Sounds simple? Well, OK not simple, but I think I broke things down into a few useful traits that you can use. But there’s one more thing.

The Senior Cycle

One of the challenging issues of “being senior” is that sometimes it leads to . . . not being senior. You may rise high enough in your profession to move to another profession – where, no matter what, you’re sort of starting over again.

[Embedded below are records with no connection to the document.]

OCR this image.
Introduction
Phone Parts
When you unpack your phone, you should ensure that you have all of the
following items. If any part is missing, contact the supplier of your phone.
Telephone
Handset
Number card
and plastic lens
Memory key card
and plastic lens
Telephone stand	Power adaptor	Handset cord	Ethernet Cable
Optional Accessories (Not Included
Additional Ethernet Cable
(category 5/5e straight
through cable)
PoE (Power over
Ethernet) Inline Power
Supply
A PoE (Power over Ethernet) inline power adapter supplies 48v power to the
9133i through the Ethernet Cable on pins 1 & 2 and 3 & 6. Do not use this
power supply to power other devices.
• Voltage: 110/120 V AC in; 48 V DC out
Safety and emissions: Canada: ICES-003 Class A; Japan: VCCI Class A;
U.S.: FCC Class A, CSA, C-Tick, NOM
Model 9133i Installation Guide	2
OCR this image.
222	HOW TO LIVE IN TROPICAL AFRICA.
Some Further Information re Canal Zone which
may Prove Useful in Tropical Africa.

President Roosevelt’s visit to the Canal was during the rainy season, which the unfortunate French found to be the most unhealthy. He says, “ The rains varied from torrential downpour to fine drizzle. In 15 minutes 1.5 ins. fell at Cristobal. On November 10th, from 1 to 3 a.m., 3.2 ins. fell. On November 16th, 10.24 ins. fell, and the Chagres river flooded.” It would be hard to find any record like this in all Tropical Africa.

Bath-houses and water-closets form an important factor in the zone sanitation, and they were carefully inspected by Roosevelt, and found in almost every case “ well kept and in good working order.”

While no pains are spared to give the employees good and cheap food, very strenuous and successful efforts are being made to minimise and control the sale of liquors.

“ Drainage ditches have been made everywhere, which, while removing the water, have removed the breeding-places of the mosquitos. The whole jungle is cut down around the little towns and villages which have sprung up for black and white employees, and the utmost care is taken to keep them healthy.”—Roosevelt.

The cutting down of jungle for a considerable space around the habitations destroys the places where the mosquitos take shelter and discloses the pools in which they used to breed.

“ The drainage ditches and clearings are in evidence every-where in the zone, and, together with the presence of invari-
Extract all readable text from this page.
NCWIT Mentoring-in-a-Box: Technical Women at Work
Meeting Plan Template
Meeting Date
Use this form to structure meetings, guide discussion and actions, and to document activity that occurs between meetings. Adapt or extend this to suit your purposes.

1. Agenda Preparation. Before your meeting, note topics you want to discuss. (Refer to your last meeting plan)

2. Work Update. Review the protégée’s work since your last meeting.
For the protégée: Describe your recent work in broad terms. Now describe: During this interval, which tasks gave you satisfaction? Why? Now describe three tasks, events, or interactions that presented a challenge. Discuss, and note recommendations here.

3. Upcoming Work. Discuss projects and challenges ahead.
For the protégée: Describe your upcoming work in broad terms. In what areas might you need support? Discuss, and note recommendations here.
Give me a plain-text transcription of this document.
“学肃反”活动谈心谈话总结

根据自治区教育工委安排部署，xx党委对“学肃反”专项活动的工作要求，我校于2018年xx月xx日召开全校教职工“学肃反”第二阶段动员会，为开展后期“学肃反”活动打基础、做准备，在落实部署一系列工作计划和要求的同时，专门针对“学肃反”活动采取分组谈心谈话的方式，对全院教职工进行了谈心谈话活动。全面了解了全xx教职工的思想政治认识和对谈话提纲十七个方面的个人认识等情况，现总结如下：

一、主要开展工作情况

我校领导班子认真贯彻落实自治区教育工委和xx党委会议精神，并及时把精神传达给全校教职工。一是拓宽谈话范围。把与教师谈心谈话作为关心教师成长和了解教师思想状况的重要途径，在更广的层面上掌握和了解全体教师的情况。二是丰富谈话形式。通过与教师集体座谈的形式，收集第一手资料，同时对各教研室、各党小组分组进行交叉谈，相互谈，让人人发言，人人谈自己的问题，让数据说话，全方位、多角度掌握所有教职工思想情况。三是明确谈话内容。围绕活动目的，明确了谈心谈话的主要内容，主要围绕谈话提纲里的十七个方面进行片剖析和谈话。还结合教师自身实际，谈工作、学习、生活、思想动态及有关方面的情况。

It’s probably best to give an example – when I was a Senior Programmer (some eight plus years) I became a Project Manager. Though I was leveraging my skills and experiences as a Senior code jockey, I was far more junior in the area of being a Project Manager. I could not do my management job without my IT experience, with all that perspective and knowledge, but my management skills weren’t at the same level as my coding skills.

Frankly, it took about as long to get my management skills to “Senior” level as my coding skills.

So remember, your senior job may lead you into a job that’s . . . not so senior. it’s a promotion that is kind of a demotion in a way. Remember you’ll be starting over – which means get those certifications, get that five years, etc.

Oh and if you think at some point you may get tired of moving up only to start over as “non_Senior,” you’re not alone. Some people find a point to stop moving up the ladder, and you will too.

Moving Onward

With the above ten points in mind, I hope you’ll have some guidance towards “being Senior” at your job – or even just admitting your Senior and getting that promotion/transfer/new position you wanted.  At a lot more pay and respect.

In the end part of Senior is trying to figure out what the hell it means and going after it.  Good luck.

. . . and if you find any better definitions, please let me know.